Re: SMP and the lost + wake-up problem

Posted: Fri Jan 29, 2021 12:34 pm
by kzinti
Sounds reasonable. Essentially you are adding a spinlock in the TCB to say that the thread is actually running.

Re: SMP and the lost + wake-up problem

Posted: Fri Jan 29, 2021 1:15 pm
by thewrongchristian
kzinti wrote:I might have found another problem... You could end up with a CPU picking up a "suspended" thread that is not yet really suspended:

Code: Select all

CPU 1 thread A                  CPU 2 thread B

A: enter monitor
A: try to get mutex (fail)
A: queue in wait list
A: leave monitor
                                 B: enter monitor
                                 B: release mutex
                                 B: wakeup thread A
                                 B: leave monitor
                                 B: schedule()
                                 A: thread A starts to run
A: schedule()
C: thread C starts to run
How would your code prevent the above from happening?
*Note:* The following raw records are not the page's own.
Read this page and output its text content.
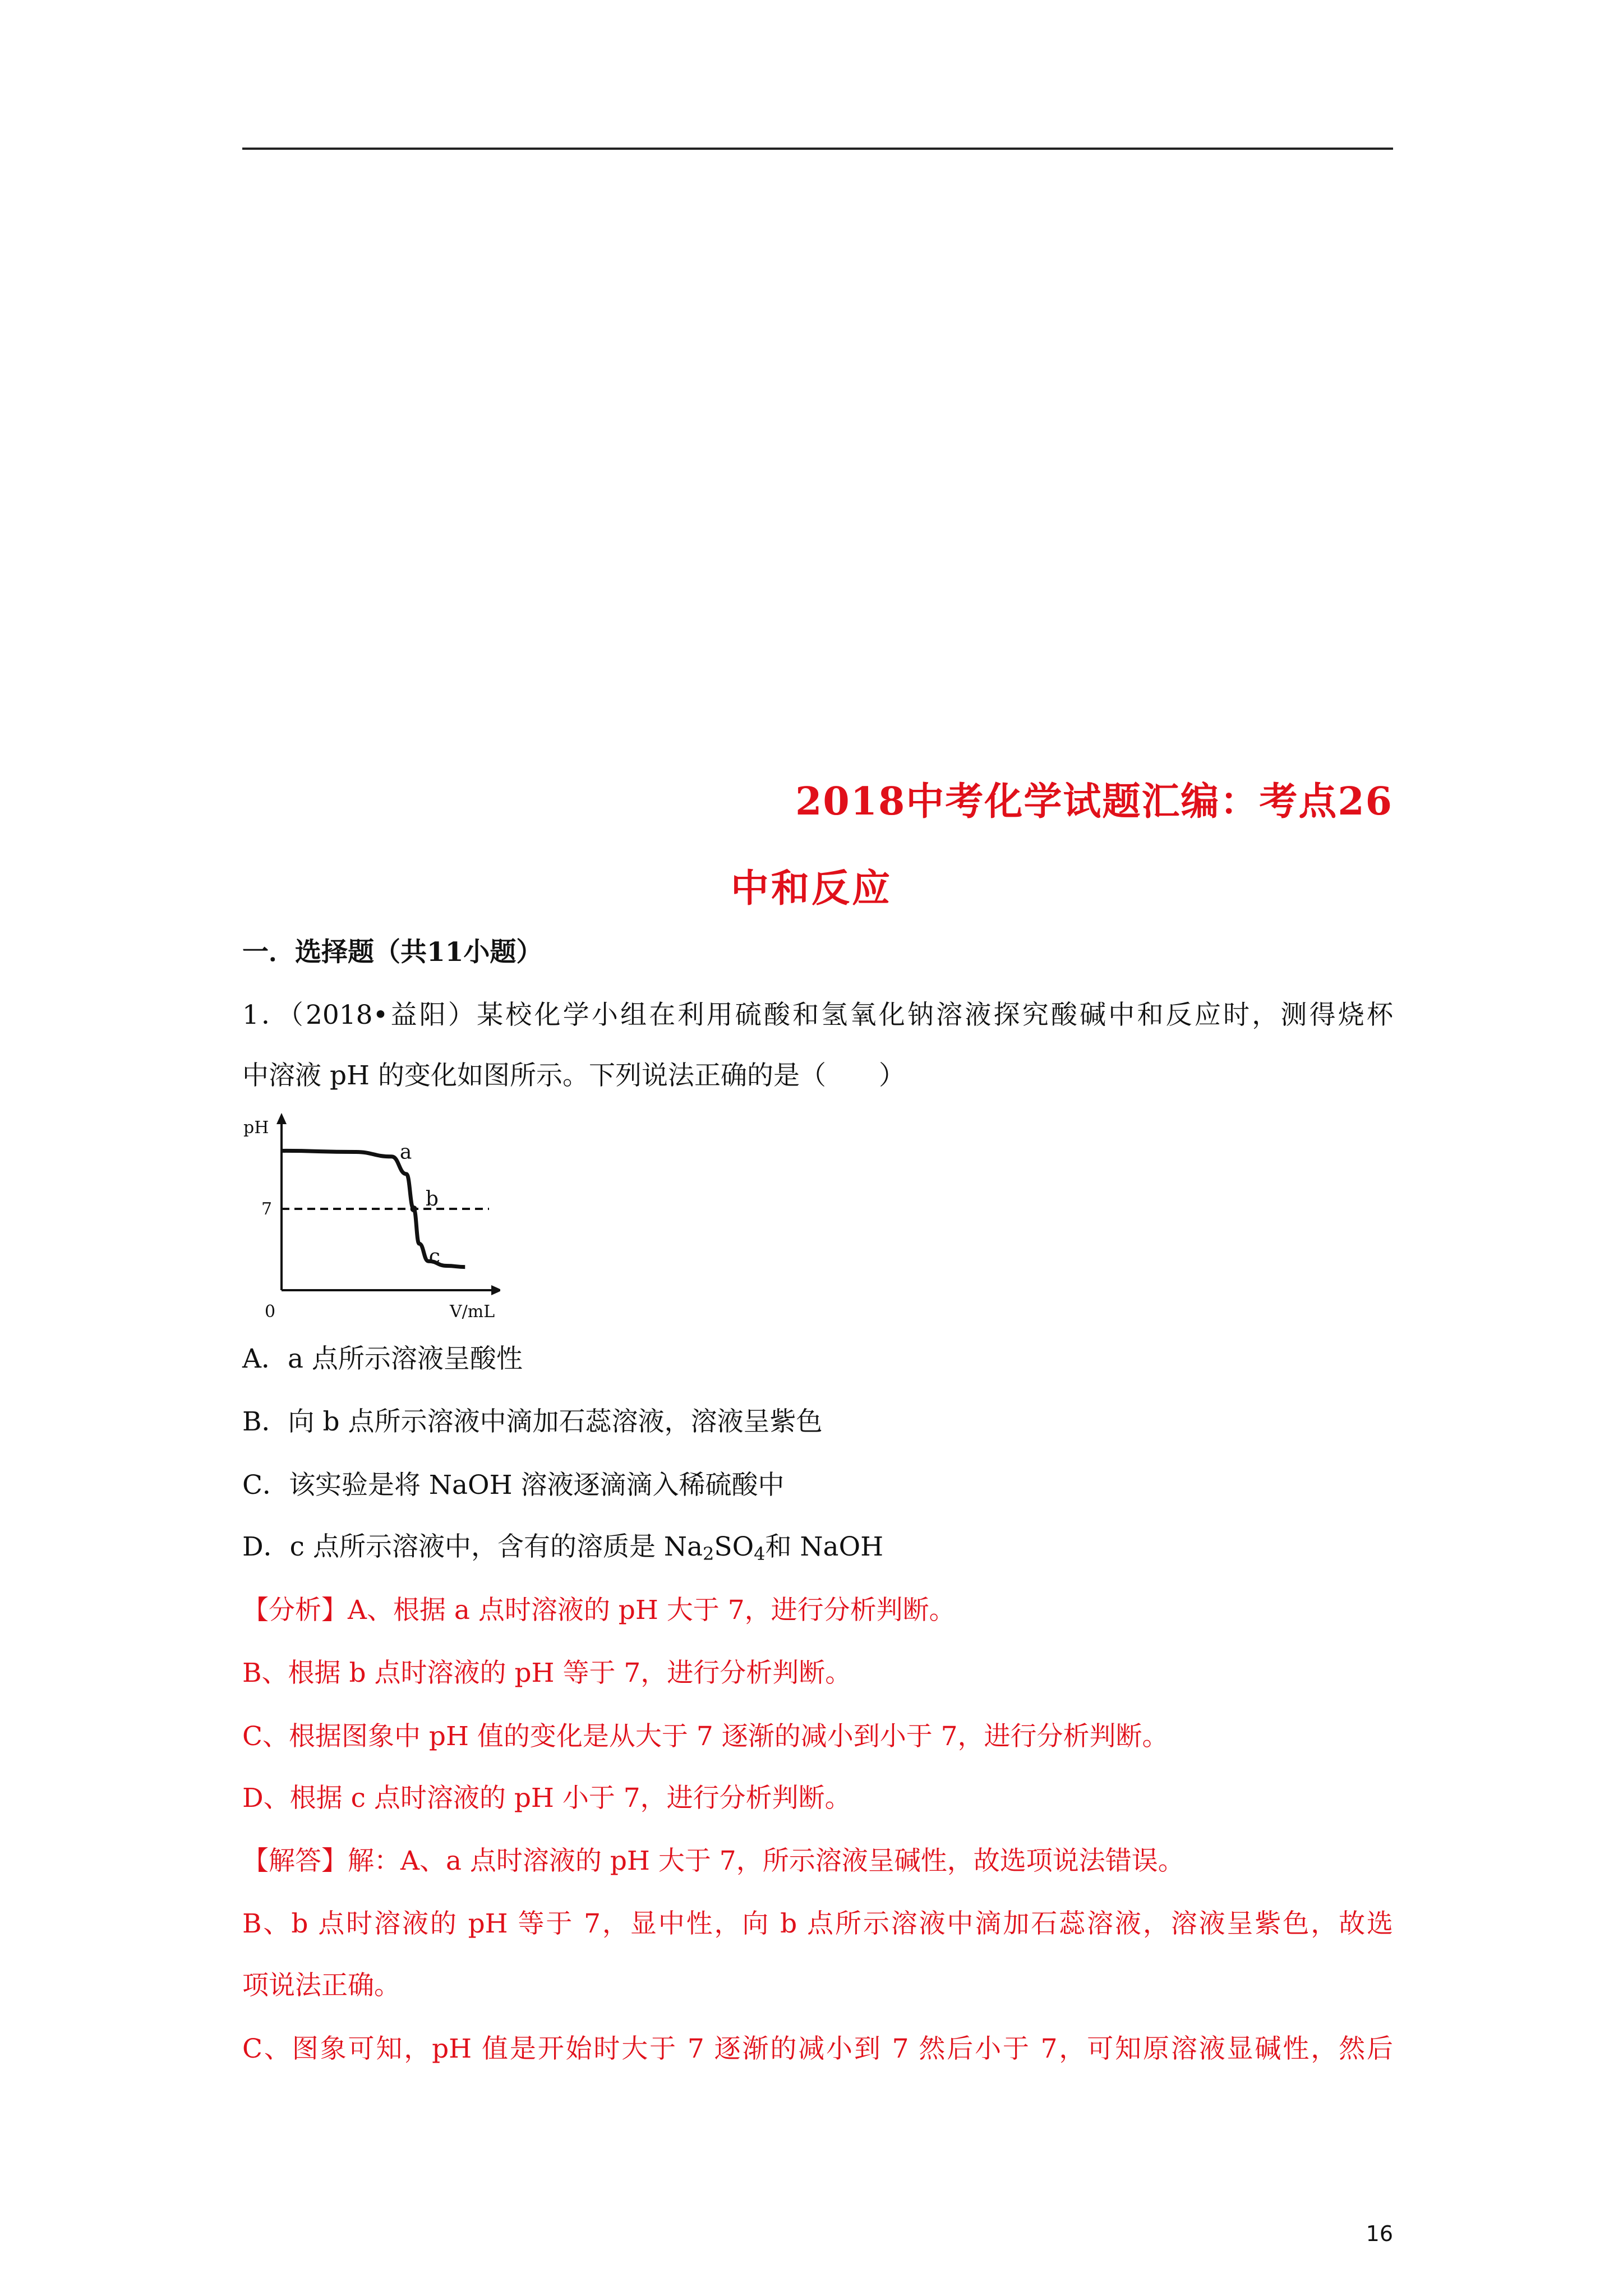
2018中考化学试题汇编：考点26
中和反应
一．选择题（共11小题）
1．（2018•益阳）某校化学小组在利用硫酸和氢氧化钠溶液探究酸碱中和反应时，测得烧杯
中溶液 pH 的变化如图所示。下列说法正确的是（　　）
pH
V/mL
0
7
a
b
c
A．a 点所示溶液呈酸性
B．向 b 点所示溶液中滴加石蕊溶液，溶液呈紫色
C．该实验是将 NaOH 溶液逐滴滴入稀硫酸中
D．c 点所示溶液中，含有的溶质是 $Na_2SO_4$和 NaOH
【分析】A、根据 a 点时溶液的 pH 大于 7，进行分析判断。
B、根据 b 点时溶液的 pH 等于 7，进行分析判断。
C、根据图象中 pH 值的变化是从大于 7 逐渐的减小到小于 7，进行分析判断。
D、根据 c 点时溶液的 pH 小于 7，进行分析判断。
【解答】解：A、a 点时溶液的 pH 大于 7，所示溶液呈碱性，故选项说法错误。
B、b 点时溶液的 pH 等于 7，显中性，向 b 点所示溶液中滴加石蕊溶液，溶液呈紫色，故选
项说法正确。
C、图象可知，pH 值是开始时大于 7 逐渐的减小到 7 然后小于 7，可知原溶液显碱性，然后
16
This is basically revisiting something I previously mentioned: when you add the current thread the the monitor's wait list, it is still running. The CPU is still using it's stack and address space at a minimum. That stack should not be used by another CPU until your thread switch completes on the current CPU.

PS: I am not trying to point out flaws in your implementation, I am just trying to fix mine and understand how to do it :).
I'm just glad I've got other eyes on my code. Much of this is virgin code that has not seen the light of day in the real world, it being unreleased as it is.

I think you're right, and your later suggestion of a spin lock in the TCB itself would be a perfect solution to this.

Thanks!

Re: SMP and the lost + wake-up problem

Posted: Fri Jan 29, 2021 6:59 pm
by kzinti
Of course the problem with this spinlock or flag inside the TCB is that after the switch, you need to know what was the task that was running before the switch. I am not sure I like this.

I've also looked into using futexes and I am not sure it solves the problem. But in light of the above, I might try to implement futexes nevertheless since I want them in the end for my user space locking needs.